Con la nuova amministrazione, capitanata da Biden, gli USA spianano la strada all’accordo globale sulla digital tax che la presidenza italiana del G20 punta a raggiungere entro la metà del 2021.

Gli Stati Uniti hanno ritirato l’opposizione all’idea di introdurre una regolamentazione sulla tassazione per i giganti del web come Google, Amazon e Facebook rinunciando alla clausola del ‘safe harbor‘, il cosiddetto porto sicuro.

“Il segretario al Tesoro degli Stati Uniti (Janet) Yellen ha annunciato il ritiro della proposta di ‘porto sicuro’ (degli Stati Uniti). E’ stata accolta con favore, è certamente un segnale positivo”, ha riferito un funzionario al termine del summit. I colloqui multilaterali per riformare la tassazione in sede Ocse si erano bloccati dopo che l’ex segretario al Tesoro Usa, Steven Mnuchin, aveva insistito sulla controversa misura alla fine del 2019.

La trattativa in questo momento si svolge in parallelo su due binari: la determinazione delle basi imponibili nell’economia digitale e l’introduzione di una “global minimum tax”, cioè una aliquota minima per l’imposta sul reddito d’impresa. Il primo pilastro riguarda, dunque, le architetture societarie delle imprese; il secondo le politiche degli Stati, specialmente quelli (come l’Irlanda) che hanno fatto della bassa imposizione corporate una leva per l’attrazione degli investimenti esteri. Il problema esiste ma talune delle terapie proposte sono ben peggiori del male.

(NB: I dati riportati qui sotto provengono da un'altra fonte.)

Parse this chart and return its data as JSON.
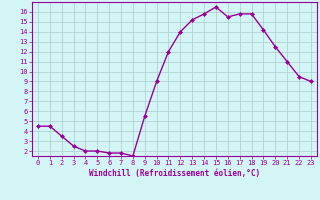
{
  "x": [
    0,
    1,
    2,
    3,
    4,
    5,
    6,
    7,
    8,
    9,
    10,
    11,
    12,
    13,
    14,
    15,
    16,
    17,
    18,
    19,
    20,
    21,
    22,
    23
  ],
  "y": [
    4.5,
    4.5,
    3.5,
    2.5,
    2.0,
    2.0,
    1.8,
    1.8,
    1.5,
    5.5,
    9.0,
    12.0,
    14.0,
    15.2,
    15.8,
    16.5,
    15.5,
    15.8,
    15.8,
    14.2,
    12.5,
    11.0,
    9.5,
    9.0
  ],
  "line_color": "#990099",
  "marker": "D",
  "marker_size": 2,
  "bg_color": "#d4f5f5",
  "grid_color": "#aacccc",
  "xlabel": "Windchill (Refroidissement éolien,°C)",
  "xlabel_color": "#990099",
  "tick_color": "#990099",
  "ylim": [
    1.5,
    17.0
  ],
  "xlim": [
    -0.5,
    23.5
  ],
  "yticks": [
    2,
    3,
    4,
    5,
    6,
    7,
    8,
    9,
    10,
    11,
    12,
    13,
    14,
    15,
    16
  ],
  "xticks": [
    0,
    1,
    2,
    3,
    4,
    5,
    6,
    7,
    8,
    9,
    10,
    11,
    12,
    13,
    14,
    15,
    16,
    17,
    18,
    19,
    20,
    21,
    22,
    23
  ],
  "linewidth": 1.0,
  "spine_color": "#990099",
  "tick_fontsize": 5.0,
  "xlabel_fontsize": 5.5
}
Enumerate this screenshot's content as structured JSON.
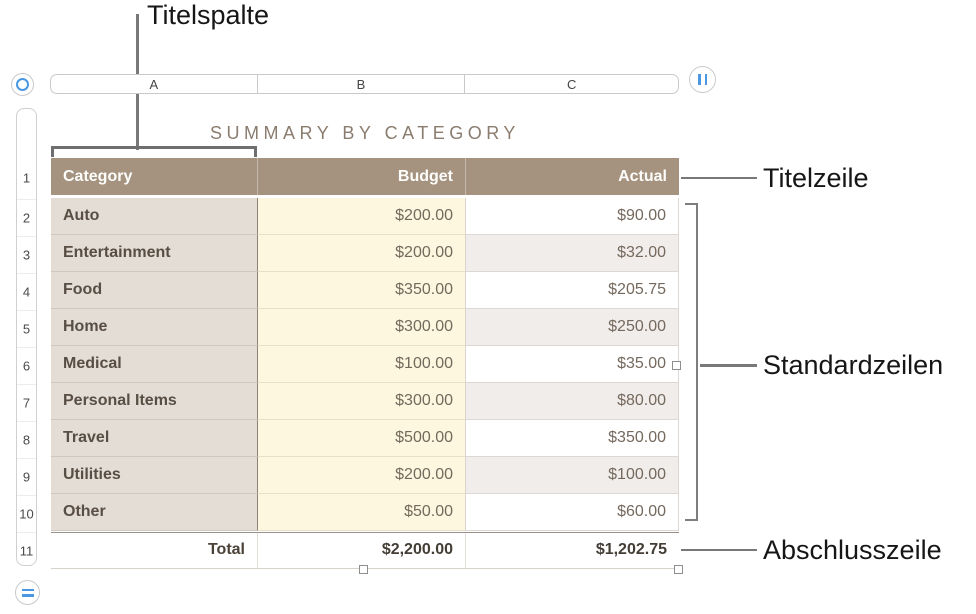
{
  "annotations": {
    "title_column": "Titelspalte",
    "title_row": "Titelzeile",
    "standard_rows": "Standardzeilen",
    "footer_row": "Abschlusszeile"
  },
  "column_bar": {
    "letters": [
      "A",
      "B",
      "C"
    ]
  },
  "row_bar": {
    "numbers": [
      "1",
      "2",
      "3",
      "4",
      "5",
      "6",
      "7",
      "8",
      "9",
      "10",
      "11"
    ]
  },
  "table": {
    "title": "SUMMARY BY CATEGORY",
    "header": [
      "Category",
      "Budget",
      "Actual"
    ],
    "rows": [
      [
        "Auto",
        "$200.00",
        "$90.00"
      ],
      [
        "Entertainment",
        "$200.00",
        "$32.00"
      ],
      [
        "Food",
        "$350.00",
        "$205.75"
      ],
      [
        "Home",
        "$300.00",
        "$250.00"
      ],
      [
        "Medical",
        "$100.00",
        "$35.00"
      ],
      [
        "Personal Items",
        "$300.00",
        "$80.00"
      ],
      [
        "Travel",
        "$500.00",
        "$350.00"
      ],
      [
        "Utilities",
        "$200.00",
        "$100.00"
      ],
      [
        "Other",
        "$50.00",
        "$60.00"
      ]
    ],
    "footer": [
      "Total",
      "$2,200.00",
      "$1,202.75"
    ]
  },
  "colors": {
    "header_row_bg": "#a5937f",
    "header_column_bg": "#e3ddd6",
    "budget_column_bg": "#fcf7de",
    "alternating_row_bg": "#f0edea",
    "accent_blue": "#4a97e3",
    "table_title_text": "#8a7c6e"
  }
}
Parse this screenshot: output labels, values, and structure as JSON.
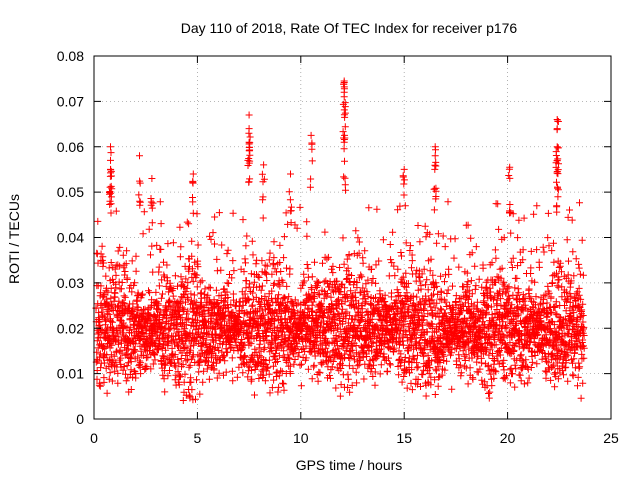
{
  "chart_data": {
    "type": "scatter",
    "title": "Day 110 of 2018, Rate Of TEC Index for receiver p176",
    "xlabel": "GPS time / hours",
    "ylabel": "ROTI / TECUs",
    "xlim": [
      0,
      25
    ],
    "ylim": [
      0,
      0.08
    ],
    "xticks": [
      0,
      5,
      10,
      15,
      20,
      25
    ],
    "xtick_labels": [
      "0",
      "5",
      "10",
      "15",
      "20",
      "25"
    ],
    "yticks": [
      0,
      0.01,
      0.02,
      0.03,
      0.04,
      0.05,
      0.06,
      0.07,
      0.08
    ],
    "ytick_labels": [
      "0",
      "0.01",
      "0.02",
      "0.03",
      "0.04",
      "0.05",
      "0.06",
      "0.07",
      "0.08"
    ],
    "grid": true,
    "marker": "+",
    "color": "#ff0000",
    "series": [
      {
        "name": "ROTI",
        "x_range": [
          0.1,
          23.7
        ],
        "typical_range": [
          0.006,
          0.035
        ],
        "dense_core": [
          0.01,
          0.03
        ],
        "notable_points": [
          {
            "x": 0.8,
            "y": 0.06
          },
          {
            "x": 0.8,
            "y": 0.057
          },
          {
            "x": 0.8,
            "y": 0.055
          },
          {
            "x": 2.2,
            "y": 0.058
          },
          {
            "x": 2.8,
            "y": 0.053
          },
          {
            "x": 4.8,
            "y": 0.054
          },
          {
            "x": 7.5,
            "y": 0.067
          },
          {
            "x": 7.5,
            "y": 0.064
          },
          {
            "x": 7.5,
            "y": 0.061
          },
          {
            "x": 8.2,
            "y": 0.056
          },
          {
            "x": 9.5,
            "y": 0.054
          },
          {
            "x": 10.5,
            "y": 0.0625
          },
          {
            "x": 12.1,
            "y": 0.0745
          },
          {
            "x": 12.1,
            "y": 0.072
          },
          {
            "x": 12.1,
            "y": 0.071
          },
          {
            "x": 12.1,
            "y": 0.061
          },
          {
            "x": 15.0,
            "y": 0.055
          },
          {
            "x": 16.5,
            "y": 0.06
          },
          {
            "x": 16.5,
            "y": 0.058
          },
          {
            "x": 20.1,
            "y": 0.0555
          },
          {
            "x": 22.4,
            "y": 0.066
          },
          {
            "x": 22.4,
            "y": 0.064
          },
          {
            "x": 22.4,
            "y": 0.06
          },
          {
            "x": 22.4,
            "y": 0.057
          }
        ]
      }
    ]
  }
}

La questione, in verità, riguarda tutte le società multinazionali, sebbene nel caso dell’online sia particolarmente evidente. Uno dei principi fondanti dei sistemi tributari moderni sta nel fatto che gli utili vanno tassati nel luogo della produzione. Così, una fabbrica italiana di rubinetti che esporta i suoi prodotti in Germania pagherà le tasse nel nostro paese, perché è qui che essi vedono la luce. Ma quando la produzione riguarda asset immateriali (per esempio, lo sviluppo di linee di codice o la proprietà intellettuale) localizzarne l’origine può diventare complesso.

Insomma, tocca all’Europa far ora valere la propria voce al cospetto USA, per definire una volta per tutte tanto il profilo fiscale delle multinazionali, quanto il ruolo di Paesi come Irlanda, Olanda o Lussemburgo che negli anni erano diventati la nuova “casa” di grandi gruppi pronti a fuggire dalle proprie rispettive sedi nazionali.